When Cal women’s basketball coach Lindsay Gottlieb, who graduated from Brown with a political science degree, heard President Barack Obama picked her team to go to the Final Four, she knew she had to call her dad.
“I said, ‘Sorry, it’s late but I want to tell you something,” Gottlieb said to her father, a former judge. “‘The President picked us in his Final Four.

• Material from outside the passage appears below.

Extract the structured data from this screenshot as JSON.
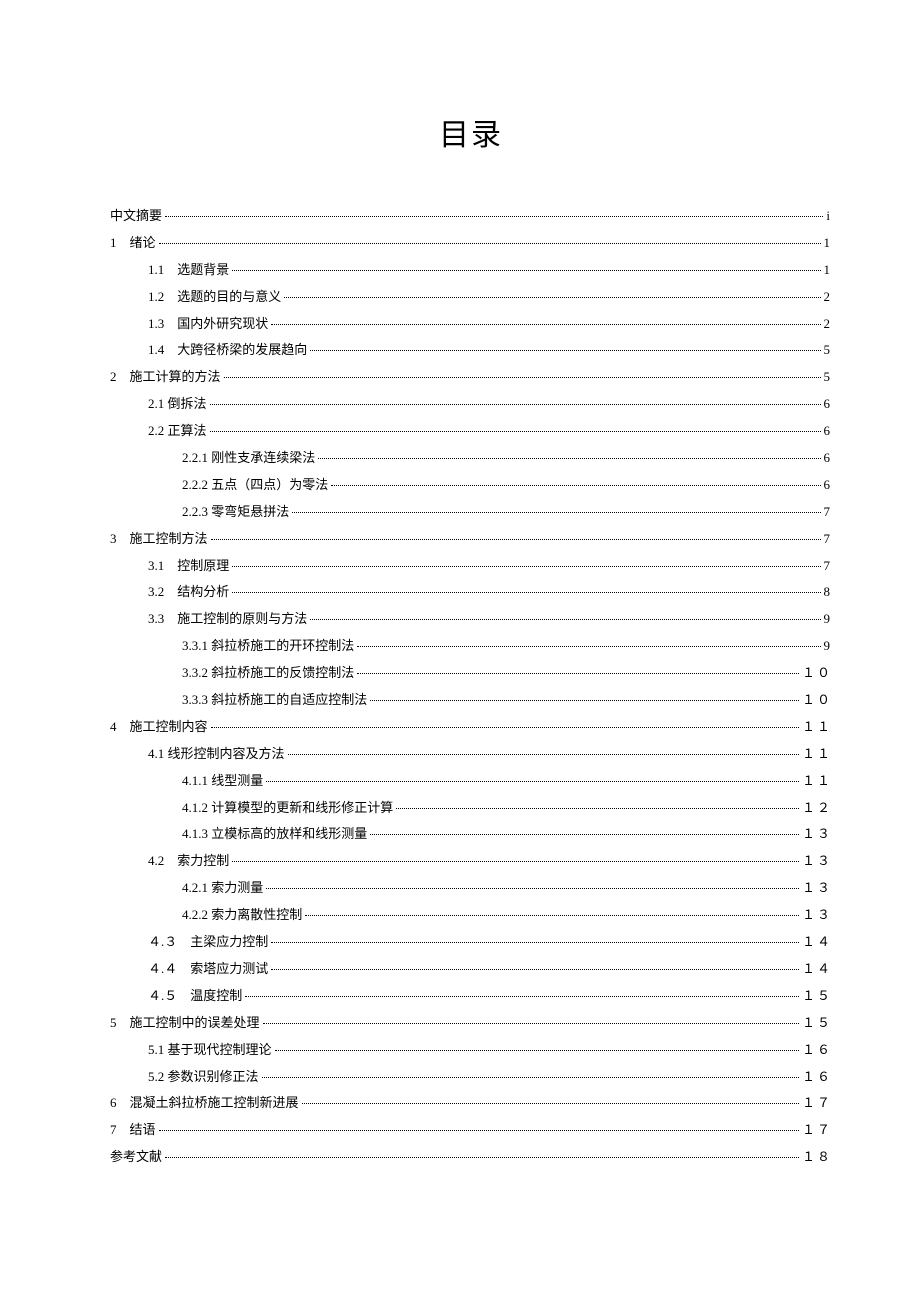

He said, `President Obama?’”
Leading a program which never made past the Sweet Sixteen in its 40-year history, Gottlieb knows this is a testament to how far Cal has made in the college women’s basketball spotlight.
“The things this team has done to put California in the public eye, I am proud of,” Gottlieb said.
It’s sweeter when you realize Obama picked Cal, the No. 2 seed in the Spokane regional, over top-seeded Stanford. Placed in the same regional, the Bay Area schools are on a collision course.
One of Gottlieb’s biggest accomplishments in her two years at Berkeley has been raising the program shoulder-to-shoulder with the Cardinal, who held a monopoly on Pac-12 supremacy for two decades.
The tide in the Pac-12 has shifted, at least in the President’s mind. Although a little distracting for Gottlieb, who has preached absolute focus on the prize to her team, the White House shoutout was just too cool to ignore.
“Literally my message to the team was anything you hear, good or bad, block it out, but I didn’t expect that would include from President Obama,” Gottlieb said. “We’ll probably give them a pass on that one and laugh about it today.”